Because our cells were tested with 12 different vocalization lists that each contained a single exemplar from each of the 10 categories of vocalizations used, our analysis of the entire population is based on responses to different tokens from the same categories. For this reason, we also computed separate consensus trees for the cells tested with each stimulus list. Thus all cells tested with list 1 were analyzed together, all cells tested with list 2, and so on. Because there were ∼10 cells tested with each list, the number of cells contributing to each list-consensus tree were quite small, and the overall percentage of cells that had particular groupings of vocalizations was, accordingly, small and few major clusters emerged. Nonetheless, for 3 of the 12 lists, WB and CO, and AG and GT were common clusters just as they were in the overall population consensus tree. Additional clusters of vocalizations were apparent, and in two lists, HA and WB, which are functionally similar calls, were clustered together. The analysis by list showed that similar clusters occurred in the separate lists that are present in the population and that averaging across lists did not appear to obscure any common groupings.

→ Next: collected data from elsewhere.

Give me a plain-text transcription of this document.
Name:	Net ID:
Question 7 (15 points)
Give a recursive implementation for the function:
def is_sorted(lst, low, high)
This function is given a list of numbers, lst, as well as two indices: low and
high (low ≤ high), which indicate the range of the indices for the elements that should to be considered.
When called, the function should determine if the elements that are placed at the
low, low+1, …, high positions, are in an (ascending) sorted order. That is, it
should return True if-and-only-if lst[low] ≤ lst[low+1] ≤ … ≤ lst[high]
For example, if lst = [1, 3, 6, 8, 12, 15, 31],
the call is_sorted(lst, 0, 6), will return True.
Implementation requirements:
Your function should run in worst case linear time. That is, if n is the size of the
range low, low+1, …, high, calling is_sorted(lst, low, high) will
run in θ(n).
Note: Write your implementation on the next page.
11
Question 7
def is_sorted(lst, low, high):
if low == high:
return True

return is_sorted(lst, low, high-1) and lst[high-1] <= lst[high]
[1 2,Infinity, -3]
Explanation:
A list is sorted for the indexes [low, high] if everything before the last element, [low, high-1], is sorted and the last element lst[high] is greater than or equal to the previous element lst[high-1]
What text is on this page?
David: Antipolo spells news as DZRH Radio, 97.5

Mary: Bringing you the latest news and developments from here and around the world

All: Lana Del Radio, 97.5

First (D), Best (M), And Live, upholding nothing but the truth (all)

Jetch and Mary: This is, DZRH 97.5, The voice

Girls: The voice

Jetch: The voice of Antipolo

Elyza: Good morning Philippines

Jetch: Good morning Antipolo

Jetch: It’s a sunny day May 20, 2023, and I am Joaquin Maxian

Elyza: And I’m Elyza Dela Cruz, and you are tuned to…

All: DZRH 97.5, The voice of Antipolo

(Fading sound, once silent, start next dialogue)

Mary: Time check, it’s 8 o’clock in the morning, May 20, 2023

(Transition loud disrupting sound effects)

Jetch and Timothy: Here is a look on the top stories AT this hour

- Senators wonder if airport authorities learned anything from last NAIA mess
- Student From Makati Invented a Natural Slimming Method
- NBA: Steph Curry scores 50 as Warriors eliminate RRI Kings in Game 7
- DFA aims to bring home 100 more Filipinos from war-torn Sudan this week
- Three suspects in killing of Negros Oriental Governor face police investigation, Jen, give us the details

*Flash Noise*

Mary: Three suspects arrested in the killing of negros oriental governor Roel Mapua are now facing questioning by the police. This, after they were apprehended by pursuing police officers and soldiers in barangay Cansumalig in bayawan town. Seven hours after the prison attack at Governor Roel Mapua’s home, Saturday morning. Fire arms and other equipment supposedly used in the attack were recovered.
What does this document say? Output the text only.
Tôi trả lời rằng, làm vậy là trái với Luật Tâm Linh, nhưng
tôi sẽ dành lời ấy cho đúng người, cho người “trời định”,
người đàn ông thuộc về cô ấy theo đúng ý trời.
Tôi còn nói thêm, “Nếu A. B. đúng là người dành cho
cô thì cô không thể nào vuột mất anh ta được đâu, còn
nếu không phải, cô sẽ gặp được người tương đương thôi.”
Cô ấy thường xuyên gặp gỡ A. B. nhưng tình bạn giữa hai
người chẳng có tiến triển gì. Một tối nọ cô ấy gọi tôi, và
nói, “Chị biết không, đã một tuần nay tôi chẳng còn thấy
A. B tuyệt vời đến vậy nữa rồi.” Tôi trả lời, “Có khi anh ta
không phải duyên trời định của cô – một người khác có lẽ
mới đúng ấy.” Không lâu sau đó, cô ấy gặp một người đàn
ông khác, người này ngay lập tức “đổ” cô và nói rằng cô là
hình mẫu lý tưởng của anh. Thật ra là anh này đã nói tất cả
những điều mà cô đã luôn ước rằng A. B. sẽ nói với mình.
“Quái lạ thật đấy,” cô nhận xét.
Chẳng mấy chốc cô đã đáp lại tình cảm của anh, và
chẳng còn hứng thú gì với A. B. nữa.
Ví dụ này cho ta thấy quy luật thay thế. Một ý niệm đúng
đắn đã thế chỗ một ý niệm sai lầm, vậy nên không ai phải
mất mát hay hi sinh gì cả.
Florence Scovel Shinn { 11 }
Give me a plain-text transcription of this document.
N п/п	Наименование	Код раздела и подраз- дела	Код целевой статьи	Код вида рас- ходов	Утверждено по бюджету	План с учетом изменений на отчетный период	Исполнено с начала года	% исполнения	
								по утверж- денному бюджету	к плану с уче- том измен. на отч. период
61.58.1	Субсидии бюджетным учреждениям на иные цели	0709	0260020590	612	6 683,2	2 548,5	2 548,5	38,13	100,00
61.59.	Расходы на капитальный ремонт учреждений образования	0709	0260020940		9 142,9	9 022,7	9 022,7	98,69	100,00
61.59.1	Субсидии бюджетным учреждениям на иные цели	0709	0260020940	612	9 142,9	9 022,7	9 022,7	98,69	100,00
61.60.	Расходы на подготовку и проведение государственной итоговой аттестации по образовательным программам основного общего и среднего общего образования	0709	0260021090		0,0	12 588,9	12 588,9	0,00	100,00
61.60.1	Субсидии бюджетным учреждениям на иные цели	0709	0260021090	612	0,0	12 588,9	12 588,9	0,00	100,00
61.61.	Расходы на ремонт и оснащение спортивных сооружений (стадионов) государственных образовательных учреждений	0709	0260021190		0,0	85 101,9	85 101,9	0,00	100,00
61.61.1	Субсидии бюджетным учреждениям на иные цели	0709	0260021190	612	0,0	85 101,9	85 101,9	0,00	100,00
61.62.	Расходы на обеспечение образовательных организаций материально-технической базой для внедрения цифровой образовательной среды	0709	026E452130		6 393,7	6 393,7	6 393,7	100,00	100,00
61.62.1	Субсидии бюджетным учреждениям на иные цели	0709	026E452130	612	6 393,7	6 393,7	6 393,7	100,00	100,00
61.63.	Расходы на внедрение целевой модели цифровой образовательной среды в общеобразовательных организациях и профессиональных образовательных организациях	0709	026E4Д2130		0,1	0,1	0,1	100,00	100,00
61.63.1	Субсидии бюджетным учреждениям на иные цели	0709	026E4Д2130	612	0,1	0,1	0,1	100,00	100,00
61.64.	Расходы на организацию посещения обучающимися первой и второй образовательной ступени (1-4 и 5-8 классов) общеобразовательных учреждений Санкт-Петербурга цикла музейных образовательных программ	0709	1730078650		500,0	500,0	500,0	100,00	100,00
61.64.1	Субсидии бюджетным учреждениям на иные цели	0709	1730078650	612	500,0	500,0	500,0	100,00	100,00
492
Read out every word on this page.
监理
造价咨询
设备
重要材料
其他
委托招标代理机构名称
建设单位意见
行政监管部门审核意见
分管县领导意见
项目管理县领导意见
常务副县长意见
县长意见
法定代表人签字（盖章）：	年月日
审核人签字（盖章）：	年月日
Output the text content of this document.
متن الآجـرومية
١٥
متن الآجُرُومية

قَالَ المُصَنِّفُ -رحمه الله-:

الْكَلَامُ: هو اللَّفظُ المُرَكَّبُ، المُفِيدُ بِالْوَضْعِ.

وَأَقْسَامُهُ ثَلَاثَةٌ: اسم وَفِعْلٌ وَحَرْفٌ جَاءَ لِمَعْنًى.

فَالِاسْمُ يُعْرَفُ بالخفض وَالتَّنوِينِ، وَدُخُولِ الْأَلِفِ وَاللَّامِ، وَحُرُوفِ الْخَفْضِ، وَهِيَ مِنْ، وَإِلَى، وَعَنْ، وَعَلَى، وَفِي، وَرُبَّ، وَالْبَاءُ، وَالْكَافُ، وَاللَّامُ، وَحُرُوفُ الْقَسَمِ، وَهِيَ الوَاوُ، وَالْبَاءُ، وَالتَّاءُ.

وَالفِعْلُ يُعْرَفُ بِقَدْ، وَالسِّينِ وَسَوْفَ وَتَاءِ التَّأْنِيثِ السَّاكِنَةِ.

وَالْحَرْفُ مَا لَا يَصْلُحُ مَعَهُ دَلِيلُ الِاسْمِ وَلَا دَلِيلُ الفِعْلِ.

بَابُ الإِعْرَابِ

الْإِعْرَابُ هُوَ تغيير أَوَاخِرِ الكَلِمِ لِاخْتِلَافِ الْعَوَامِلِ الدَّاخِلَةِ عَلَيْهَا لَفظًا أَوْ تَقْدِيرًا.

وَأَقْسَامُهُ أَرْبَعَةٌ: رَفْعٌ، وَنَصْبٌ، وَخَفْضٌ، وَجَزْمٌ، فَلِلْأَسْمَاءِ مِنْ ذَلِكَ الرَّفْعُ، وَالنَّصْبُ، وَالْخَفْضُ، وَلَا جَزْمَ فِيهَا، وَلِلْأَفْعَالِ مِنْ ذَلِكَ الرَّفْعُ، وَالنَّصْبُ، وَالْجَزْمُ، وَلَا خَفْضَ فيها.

Balanced analysis of call and caller

The results in the present study indicated that only two cells were responsive to a particular caller and only eight cells were significantly responsive to call type. One problem in assessing call type and caller specificity in our study is that the vocalization library used to test our cells did not contain examples of every call type for a single caller, and thus different callers had to be used across categories. To more carefully asses the possibility that vlPFC neurons encoded caller or call-type selectively, we used a smaller stimulus set to construct a 3 × 3 matrix of three call types (CO, GT, GY) made by the same three callers (AR, BG, and BQ). We tested 101 cells with this list and analyzed the results in a two-way ANOVA with caller and call type as independent categorical variables and response during the stimulus as the dependent variable. Even when using this limited set of vocalizations, only seven units showed an effect of caller, whereas 16 cells had a significant effect of call type (P ≤ 0.05). There was an interaction effect of call by caller in 10 cells. Examining the data further with a post hoc Tukey test revealed that in the 16 call-type-responsive cells, 10 responded best to GT, 3 to CO, and 3 to GY. These numbers are still small in terms of the population of tested cells (16 call-type cells/101 cells). The fact that even when a balanced call by caller list is used <16% of the population show an effect of call type indicates that the population of cells that respond selectively to call type may, in fact represent a small segment of the total vlPFC auditory population, and is not affected by our testing paradigm.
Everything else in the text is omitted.